Il y a ceux qui détestent leur pays d'origine parce qu'il les a forcés à partir. Il y a ceux qui se défoulent sur un tyran, sur la faim ou sur le manque d'opportunités. J'ai quitté mon pays de mon plein gré et, pendant au moins cinq ans, j'ai déversé ma colère sur moi-même. Ne me demandez pas de raconter l'histoire. Les intrigues, comme les fins, je ne m'en souviens presque jamais. Des romans de Pavese, pour ne citer qu'un exemple, je ne retiens qu'une poignée d'images. Celle d'un jeune homme qui revient dans la maison de son père avec une personne rencontrée en prison. Des filles sauvages, des enfants nus, une chambre pleine de pommes. Celle d'un garçon qui travaille comme aide sur un camion et qui se réchauffe les doigts au cognac avant de jouer de la guitare. Celle de jeunes gens qui font la fête sur une colline et qui se rendent chez l'un d'entre eux dans un village de montagne. Celle d'une femme qui retourne dans sa ville à l'âge adulte et rejoint une guilde où une autre tente de se suicider. Comme le dit à un moment l'homme qui l'accompagne : "Les villes vieillissent, comme les femmes". Des images, des phrases, des personnages, presque jamais d'intrigue.

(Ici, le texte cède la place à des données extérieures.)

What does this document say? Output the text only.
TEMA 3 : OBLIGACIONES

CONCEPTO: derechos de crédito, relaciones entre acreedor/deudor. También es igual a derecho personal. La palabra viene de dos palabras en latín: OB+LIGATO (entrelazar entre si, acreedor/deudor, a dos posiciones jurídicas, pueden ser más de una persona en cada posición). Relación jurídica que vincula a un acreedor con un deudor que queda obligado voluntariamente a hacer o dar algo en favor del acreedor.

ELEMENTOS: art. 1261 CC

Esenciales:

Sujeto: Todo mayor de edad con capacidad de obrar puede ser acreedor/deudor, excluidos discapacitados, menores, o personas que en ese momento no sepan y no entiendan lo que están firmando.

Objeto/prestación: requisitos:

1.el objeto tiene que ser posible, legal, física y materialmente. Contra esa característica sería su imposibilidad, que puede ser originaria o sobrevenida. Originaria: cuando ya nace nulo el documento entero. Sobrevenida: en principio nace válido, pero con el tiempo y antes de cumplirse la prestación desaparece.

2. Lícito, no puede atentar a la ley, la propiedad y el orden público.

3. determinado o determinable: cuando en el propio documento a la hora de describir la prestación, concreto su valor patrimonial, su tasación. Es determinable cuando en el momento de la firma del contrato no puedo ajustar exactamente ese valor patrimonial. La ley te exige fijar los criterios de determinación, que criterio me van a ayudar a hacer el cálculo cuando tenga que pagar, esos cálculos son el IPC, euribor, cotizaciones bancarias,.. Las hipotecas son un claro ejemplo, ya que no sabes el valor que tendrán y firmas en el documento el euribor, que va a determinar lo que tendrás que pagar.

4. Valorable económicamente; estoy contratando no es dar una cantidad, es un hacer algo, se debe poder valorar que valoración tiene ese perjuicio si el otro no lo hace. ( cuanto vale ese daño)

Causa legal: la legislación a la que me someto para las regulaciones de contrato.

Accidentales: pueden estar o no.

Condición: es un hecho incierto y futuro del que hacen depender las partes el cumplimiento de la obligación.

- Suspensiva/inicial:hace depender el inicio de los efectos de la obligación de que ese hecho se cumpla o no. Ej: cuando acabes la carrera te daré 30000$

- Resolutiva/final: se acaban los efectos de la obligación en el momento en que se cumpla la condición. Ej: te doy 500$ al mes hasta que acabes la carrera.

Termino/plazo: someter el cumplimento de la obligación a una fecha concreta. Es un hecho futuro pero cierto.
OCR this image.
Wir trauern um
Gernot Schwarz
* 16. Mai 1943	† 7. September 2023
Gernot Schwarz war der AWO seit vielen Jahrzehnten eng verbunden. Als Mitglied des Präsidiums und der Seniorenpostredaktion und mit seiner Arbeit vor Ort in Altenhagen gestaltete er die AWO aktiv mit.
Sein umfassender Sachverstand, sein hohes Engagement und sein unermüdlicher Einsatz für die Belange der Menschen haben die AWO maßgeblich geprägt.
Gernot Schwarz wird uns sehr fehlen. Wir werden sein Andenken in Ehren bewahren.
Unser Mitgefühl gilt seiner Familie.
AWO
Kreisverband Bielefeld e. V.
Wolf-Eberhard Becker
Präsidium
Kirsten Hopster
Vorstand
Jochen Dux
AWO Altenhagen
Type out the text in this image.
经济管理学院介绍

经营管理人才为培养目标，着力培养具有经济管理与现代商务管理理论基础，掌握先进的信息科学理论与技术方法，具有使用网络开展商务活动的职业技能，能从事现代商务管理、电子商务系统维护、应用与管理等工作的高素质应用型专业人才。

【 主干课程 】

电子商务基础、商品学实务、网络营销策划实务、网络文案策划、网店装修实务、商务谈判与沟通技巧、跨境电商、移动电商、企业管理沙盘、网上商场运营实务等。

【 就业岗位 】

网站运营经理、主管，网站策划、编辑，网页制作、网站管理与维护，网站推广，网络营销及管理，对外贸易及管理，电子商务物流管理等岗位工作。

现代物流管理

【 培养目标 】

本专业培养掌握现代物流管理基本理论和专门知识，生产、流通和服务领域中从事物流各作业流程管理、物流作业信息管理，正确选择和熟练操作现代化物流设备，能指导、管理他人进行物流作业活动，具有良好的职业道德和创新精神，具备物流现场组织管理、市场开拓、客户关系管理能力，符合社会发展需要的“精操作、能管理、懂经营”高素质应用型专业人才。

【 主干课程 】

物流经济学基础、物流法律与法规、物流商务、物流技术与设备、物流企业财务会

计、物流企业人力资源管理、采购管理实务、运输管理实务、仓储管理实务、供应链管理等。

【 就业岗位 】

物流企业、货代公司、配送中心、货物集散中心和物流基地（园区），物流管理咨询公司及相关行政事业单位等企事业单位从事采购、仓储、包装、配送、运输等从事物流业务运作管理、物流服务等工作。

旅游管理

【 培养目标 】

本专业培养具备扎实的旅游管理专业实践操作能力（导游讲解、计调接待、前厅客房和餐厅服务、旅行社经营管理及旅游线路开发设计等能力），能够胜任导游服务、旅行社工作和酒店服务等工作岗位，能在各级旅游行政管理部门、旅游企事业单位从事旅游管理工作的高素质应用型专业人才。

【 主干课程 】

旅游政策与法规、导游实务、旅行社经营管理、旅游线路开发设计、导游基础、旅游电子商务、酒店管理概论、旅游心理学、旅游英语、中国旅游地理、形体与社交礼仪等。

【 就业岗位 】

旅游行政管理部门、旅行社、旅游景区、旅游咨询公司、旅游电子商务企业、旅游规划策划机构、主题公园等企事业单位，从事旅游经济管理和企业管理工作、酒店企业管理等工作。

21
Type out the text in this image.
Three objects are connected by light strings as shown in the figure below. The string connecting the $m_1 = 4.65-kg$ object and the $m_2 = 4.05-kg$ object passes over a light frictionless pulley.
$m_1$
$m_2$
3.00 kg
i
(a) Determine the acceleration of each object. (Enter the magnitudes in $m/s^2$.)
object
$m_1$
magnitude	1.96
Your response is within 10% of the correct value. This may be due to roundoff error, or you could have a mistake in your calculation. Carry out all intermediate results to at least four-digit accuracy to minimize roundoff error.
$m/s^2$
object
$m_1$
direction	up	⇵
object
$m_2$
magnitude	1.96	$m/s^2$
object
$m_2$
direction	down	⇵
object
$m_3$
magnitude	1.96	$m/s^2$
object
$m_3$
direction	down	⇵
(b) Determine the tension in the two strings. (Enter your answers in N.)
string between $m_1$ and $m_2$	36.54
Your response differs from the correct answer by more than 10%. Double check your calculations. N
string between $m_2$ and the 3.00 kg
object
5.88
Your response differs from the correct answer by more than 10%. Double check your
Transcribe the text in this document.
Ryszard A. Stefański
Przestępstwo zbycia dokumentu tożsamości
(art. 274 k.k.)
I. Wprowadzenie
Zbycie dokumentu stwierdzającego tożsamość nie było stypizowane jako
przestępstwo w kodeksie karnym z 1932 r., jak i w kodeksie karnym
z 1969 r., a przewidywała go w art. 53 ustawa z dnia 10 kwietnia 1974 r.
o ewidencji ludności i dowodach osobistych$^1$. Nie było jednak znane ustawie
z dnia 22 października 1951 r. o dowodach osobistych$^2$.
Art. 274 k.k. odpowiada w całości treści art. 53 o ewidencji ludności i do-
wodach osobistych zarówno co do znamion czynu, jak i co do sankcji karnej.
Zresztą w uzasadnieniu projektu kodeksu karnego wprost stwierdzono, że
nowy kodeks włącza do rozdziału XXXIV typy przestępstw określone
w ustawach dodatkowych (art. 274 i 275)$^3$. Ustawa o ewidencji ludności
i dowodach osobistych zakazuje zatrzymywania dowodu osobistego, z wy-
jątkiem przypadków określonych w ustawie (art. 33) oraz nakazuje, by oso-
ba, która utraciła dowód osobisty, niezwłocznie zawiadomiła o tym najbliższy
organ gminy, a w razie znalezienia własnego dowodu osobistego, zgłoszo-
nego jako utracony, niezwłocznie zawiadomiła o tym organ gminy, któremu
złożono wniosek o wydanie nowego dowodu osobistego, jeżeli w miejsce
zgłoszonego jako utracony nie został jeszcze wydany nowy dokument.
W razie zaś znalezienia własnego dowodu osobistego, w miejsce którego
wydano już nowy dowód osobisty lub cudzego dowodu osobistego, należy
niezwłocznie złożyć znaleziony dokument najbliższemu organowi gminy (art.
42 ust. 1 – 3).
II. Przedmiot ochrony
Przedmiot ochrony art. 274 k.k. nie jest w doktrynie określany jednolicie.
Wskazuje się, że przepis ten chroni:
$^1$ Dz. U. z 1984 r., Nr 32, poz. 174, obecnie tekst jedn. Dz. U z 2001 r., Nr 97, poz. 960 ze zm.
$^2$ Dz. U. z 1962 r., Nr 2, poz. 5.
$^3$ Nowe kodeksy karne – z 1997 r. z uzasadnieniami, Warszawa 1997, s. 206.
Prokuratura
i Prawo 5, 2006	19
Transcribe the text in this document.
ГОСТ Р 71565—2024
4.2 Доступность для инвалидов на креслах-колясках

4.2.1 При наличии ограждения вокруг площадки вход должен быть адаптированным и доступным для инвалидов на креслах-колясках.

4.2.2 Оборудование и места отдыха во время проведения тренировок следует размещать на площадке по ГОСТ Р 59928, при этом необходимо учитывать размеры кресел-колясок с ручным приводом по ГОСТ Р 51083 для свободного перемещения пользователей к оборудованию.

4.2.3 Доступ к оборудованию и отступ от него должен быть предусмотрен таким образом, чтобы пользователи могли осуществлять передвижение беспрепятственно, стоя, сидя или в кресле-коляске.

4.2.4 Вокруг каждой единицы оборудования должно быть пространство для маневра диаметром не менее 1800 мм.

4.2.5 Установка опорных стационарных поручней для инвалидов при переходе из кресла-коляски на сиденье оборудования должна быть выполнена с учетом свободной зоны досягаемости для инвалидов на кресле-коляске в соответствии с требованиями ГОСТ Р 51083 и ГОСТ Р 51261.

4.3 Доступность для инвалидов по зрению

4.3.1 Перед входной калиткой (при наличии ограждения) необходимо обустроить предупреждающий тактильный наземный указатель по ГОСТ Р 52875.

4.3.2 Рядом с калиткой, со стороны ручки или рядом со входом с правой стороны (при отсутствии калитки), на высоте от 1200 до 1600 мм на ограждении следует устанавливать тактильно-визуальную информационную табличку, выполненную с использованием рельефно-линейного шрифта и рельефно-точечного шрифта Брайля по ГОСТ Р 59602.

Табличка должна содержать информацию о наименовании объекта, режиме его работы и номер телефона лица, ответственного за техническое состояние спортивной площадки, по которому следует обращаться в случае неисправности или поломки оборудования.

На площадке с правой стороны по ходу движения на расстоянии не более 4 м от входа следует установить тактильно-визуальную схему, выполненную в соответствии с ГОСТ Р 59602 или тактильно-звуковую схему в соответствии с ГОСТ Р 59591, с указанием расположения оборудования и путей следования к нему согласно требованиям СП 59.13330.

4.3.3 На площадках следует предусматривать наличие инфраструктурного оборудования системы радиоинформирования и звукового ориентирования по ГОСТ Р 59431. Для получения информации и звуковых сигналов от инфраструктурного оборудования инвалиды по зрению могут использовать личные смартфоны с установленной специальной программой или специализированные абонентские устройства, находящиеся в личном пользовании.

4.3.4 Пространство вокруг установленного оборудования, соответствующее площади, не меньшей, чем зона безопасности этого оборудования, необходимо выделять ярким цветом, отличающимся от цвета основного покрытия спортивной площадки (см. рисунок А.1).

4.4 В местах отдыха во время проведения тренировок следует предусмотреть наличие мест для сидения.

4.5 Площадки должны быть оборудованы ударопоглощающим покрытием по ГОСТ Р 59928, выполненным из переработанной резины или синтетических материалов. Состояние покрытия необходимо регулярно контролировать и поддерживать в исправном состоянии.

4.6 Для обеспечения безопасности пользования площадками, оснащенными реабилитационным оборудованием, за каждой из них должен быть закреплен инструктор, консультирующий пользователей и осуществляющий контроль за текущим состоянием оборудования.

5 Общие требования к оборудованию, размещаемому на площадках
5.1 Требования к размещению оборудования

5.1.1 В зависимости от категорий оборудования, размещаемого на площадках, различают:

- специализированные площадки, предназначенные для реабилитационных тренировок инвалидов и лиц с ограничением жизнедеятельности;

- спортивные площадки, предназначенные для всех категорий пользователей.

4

Mais je me souviens de Peter Orner : "L'intrigue, c'est le murmure de mes parents qui se disputent au milieu de la nuit. Ma mère essayant de calmer mon père en vain. Cette ligne de lumière, le murmure trop strident de la mère. Le grognement de mon père : "Qu'ils nous entendent, que tous les putains de gens de la ville nous entendent". Parce que c'est ce que sont les intrigues : une boucle éternellement répétée avec sa charge trompeuse de sens. Un bruit assourdissant qui court là où la musique ou le silence devraient courir. C'est peut-être pour cela que je choisis des romans qui ne sont qu'une succession de fragments, ceux qui, selon Adolfo Couve, font la grande littérature. Des images à porter au fil des jours comme une armure. Des phrases que nous répétons dans notre tentative infructueuse de conjurer la mort. Des éclairs pour tenter de nous éclairer de l'intérieur. Des intrigues et des dénouements dont je ne me souviens même pas dans les épisodes de ma vie. Probablement parce que la vie est un long méandre qui fait qu'il est impossible de savoir quand quelque chose commence ou quand cela se termine et que toutes nos actions sont en quelque sorte entrelacées. La chose la plus proche d'une fin a été de voir ma mère pleurer cet après-midi de février à l'aéroport, alors que je me précipitais vers la porte d'embarquement sans avoir le temps de la consoler. Il y a eu cette première fin dont je souffre encore et qui vaut, pour sa part de douleur, chacune des autres que j'ai oubliées.